The Pittsburgh Press (June 4, 1943)
Battle of Midway year ago, changed entire Pacific War
Victory won in hour saved continental U.S. from attack; fliers proved courage in greatest air-sea conflict
By Frank Tremaine, United Press staff writer
U.S. Pacific Fleet HQ, Pearl Harbor, Hawaii –
One year ago today, in the space of less than an hour, the United States won the Battle of Midway and the entire outlook of the Pacific War was changed.
It was not possible at the time to assess completely the results of the battle. Today, well-informed military quarters believe it is no exaggeration to say that defeat might have meant the loss of the war.
The United States now appears ready to go on the offensive.
War’s biggest naval force
After the United States defeated a two-pronged naval sally in the Coral Sea in May 1942, with the loss to Japan of 16 ships, including the carrier Ryukaku, and possibly prevented an invasion of Australia, the Japs gathered the biggest naval force of the war (80 or more ships) for a thrust at Midway, tiny bastion northwest of Hawaii, and sent a smaller force toward the Aleutians.
That the major forces intended to carry on past Midway to Oahu and America’s principal naval base here seems certain now. Success of the enemy undertaking and the accompanying smash at the Aleutians would have put the continental United States in extreme danger of attack.
Catalina patrol planes sighted the Jap fleet during the day of June 3. A few hours later, four patrol bombers loosed their torpedoes and the fight was on.
Planes attacked Midway
Next morning, June 4, planes from the Jap striking force attacked Midway and were met by Marine fighters. At the same time, Marine dive bombers and torpedo planes and Army heavy and medium bombers attacked the Japs. They damaged about 10 ships and the enemy changed course.

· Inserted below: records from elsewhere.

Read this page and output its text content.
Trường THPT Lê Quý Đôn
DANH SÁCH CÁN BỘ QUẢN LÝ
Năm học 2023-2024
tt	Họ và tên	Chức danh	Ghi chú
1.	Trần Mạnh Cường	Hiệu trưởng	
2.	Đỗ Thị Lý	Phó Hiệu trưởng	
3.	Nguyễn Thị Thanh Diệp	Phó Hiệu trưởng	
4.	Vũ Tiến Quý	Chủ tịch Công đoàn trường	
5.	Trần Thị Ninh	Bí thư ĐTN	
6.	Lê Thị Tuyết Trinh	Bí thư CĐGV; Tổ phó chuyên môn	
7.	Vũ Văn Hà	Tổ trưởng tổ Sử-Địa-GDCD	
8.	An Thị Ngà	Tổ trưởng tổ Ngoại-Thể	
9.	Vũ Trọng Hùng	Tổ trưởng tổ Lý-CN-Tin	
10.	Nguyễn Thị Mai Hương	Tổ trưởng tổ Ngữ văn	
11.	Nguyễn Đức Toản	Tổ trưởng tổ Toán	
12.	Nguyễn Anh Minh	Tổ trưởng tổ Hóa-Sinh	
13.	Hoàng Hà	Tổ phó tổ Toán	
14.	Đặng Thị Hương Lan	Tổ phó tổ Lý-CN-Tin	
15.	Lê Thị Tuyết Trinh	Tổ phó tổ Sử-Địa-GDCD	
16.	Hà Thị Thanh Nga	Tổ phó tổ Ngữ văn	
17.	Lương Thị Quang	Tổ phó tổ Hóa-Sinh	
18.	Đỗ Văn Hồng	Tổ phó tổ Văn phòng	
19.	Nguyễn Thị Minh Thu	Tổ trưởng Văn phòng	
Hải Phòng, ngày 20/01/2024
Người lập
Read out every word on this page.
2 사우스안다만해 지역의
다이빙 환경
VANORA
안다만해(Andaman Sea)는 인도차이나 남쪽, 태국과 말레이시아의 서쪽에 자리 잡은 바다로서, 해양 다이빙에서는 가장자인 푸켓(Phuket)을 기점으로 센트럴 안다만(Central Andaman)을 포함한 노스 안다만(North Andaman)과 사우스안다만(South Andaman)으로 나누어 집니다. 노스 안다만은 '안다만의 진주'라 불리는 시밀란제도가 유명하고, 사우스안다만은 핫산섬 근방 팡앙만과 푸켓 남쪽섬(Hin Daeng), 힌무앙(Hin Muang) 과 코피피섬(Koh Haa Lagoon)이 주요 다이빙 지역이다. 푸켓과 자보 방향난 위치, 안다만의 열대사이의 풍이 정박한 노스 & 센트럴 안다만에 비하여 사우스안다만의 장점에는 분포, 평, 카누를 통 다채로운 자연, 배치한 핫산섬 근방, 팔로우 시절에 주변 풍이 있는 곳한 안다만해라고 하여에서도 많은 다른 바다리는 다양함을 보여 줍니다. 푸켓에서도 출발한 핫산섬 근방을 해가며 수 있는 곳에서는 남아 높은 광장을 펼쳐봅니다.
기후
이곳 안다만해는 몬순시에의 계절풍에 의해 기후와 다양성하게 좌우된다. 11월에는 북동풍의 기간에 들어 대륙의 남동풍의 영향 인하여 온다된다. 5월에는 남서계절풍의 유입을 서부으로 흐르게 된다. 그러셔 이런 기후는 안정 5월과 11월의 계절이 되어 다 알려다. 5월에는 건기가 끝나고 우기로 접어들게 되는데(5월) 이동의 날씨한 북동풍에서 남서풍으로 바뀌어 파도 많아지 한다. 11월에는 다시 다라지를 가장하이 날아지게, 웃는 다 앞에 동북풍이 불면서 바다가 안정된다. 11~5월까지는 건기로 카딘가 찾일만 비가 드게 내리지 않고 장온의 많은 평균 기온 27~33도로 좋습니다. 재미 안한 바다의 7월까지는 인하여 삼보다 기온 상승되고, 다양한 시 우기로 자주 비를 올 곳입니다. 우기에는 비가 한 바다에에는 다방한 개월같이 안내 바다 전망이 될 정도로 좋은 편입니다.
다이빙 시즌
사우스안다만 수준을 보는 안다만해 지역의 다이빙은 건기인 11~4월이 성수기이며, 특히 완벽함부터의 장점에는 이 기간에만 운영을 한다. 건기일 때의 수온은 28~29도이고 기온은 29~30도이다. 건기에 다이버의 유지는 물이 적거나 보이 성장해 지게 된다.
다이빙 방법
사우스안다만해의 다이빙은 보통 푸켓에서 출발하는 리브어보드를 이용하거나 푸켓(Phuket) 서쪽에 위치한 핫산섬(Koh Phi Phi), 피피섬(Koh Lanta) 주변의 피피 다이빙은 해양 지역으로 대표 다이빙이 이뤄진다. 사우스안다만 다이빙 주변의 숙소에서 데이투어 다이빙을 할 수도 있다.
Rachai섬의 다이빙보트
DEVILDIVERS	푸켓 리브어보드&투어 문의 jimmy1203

Next Navy carrier-based dive bombers and torpedo planes struck. They severely damaged the carriers Kaga, Akagi and Sōryū, damaged two battleships and sank a destroyer. The land-based planes made daring and effective attacks but it was the Navy’s carrier-based planes which broke the back of the attack by knocking out three of the four Jap carriers.
It was this phase of the battle which in less than an hour changed the course of the war.
Carriers sunk or scuttled
It developed that the three damaged Jap carriers were wrecked. They sank or were scuttled as derelict. The Jap planes had no place to land and the enemy’s aerial striking arm was crippled. Three enemy battleships were damaged, one severely.
That afternoon, planes from the Hiryū found the carrier USS Yorktown and made an attack on her from which she never recovered, though it took a Jap submarine to finish her off later while she was in tow. Planes from the Yorktown and other carriers went after the Hiryū and knocked it off.
The Japs lost 20 ships sunk or damaged, 275-300 planes, and 4,800 men or more. The United States lost the Yorktown and the destroyer Hammann. With them died 92 officers and 215 men. The United States lost an unstated number of planes.
Greatest air-sea battle
There were many notable features about Midway. It was the greatest air-sea battle in history. There was no direct ship-to-ship contact except by submarines.
One notable feature was the courage shown by U.S. fliers. Another was the ending of the myth that Jap fliers would rather die than turn back rom an attack. Some of them did turn back, and they were members of Japan’s first team.
The Japs had said that U.S. fliers would not die to press home attacks, but they did. The Americans, many flying outmoded planes, threw themselves with complete disregard of their lives against the enemy force. They forced it to turn back, smashed it, routed it, kept after it until June 6 when the fleeing enemy got beyond their range.
Dives to his death
Cpl. Eugene T. Card of Oakland, California, told me how Capt. Richard Fleming of St. Paul, Minnesota, near exhaustion from two previous attacks, his arm bandaged and his dive bomber riddled and in flames, dived to within 300 feet of a Jap cruiser before he released his bomb. The bomb hit and exploded. The cruiser rocked and began to list.
Capt. Fleming, his job done, plunged into the sea just off the bow of the ship.
Maj. Lofton Henderson of Gary, Indiana, for whom Henderson Field on Guadalcanal was named, was last seen diving his crippled and burning plane into the smokestack of an enemy cruiser to deal it a blow.
Thirty members of VT-8 attacked a carrier. One lived through the fire that met them – Ens. G. H. Gay Jr. of Houston, Texas. He watched two enemy carriers sink, one of them hit by his own “Torpron Eight,” while he floated on a rubber life raft throughout the day and a night.
Marauders hit carrier
Four Army B-26 Marauder medium bombers were used for the first time as torpedo planes. They fought their way back through enemy fighter planes and gunfire to hit a carrier. Two came back.
A handful of Marine fighters, flying crates pronounced obsolete, fought off Jap bombers at Midway and shot down at least 43. The fighters went in against odds of 4–1 and figured their chances of getting back were less than 1–10.
Most of the Marines plunged into the water during the battle but many were rescued. They saved Midway from the first attack and the Japanese never had the chance to come back.